The Michigan State University (MSU) has been granted $1.2 million to develop new less commonly taught language courses, included one for Armenian, The State News, published by MSU students, reports.
Center for Language Teaching Advancement, or CeLTA, faculty have been awarded funding by the Mellon Foundation for 38 months to create new language programs through a partnership with the Big Ten Academic Alliance.
Though MSU already offers 29 less-commonly taught languages, or LCTLs, and CeLTA faculty hope to add many more, including Armenian, Burmese, Gaelic, Hmong, Serbo-Croatian and Sinhala, according to the Department of Linguistics and Germanic, Slavic, Asian and African Languages’ website.
The new LCTL courses will be taught via CourseShare, an online distance-learning program used throughout Big Ten Academic Alliance schools.

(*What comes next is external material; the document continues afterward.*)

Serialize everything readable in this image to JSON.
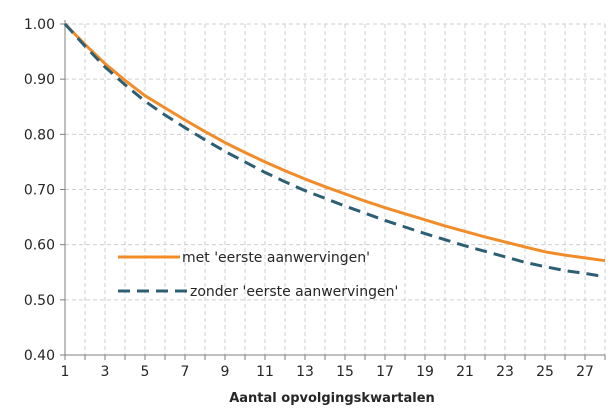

Although LCTL learners agree that access to these languages is important, some students think the university could be doing more.
Less-commonly taught languages are often tied to groups of people who have experienced oppression, and making them more accessible can help begin to change that legacy.
Students without ancestral ties to a less-commonly taught language stand to gain a lot from these programs too, Koen Van Gorp, who will help develop the new courses, said.
“I think it’s kind of getting an alternative view of the world,” Van Gorp said. “It opens up new windows, new avenues, new horizons.”
If the new LCTL courses prove successful, the Big Ten Academic Alliance would hope to continue to expand to more languages, executive director Barbara McFadden Allen said.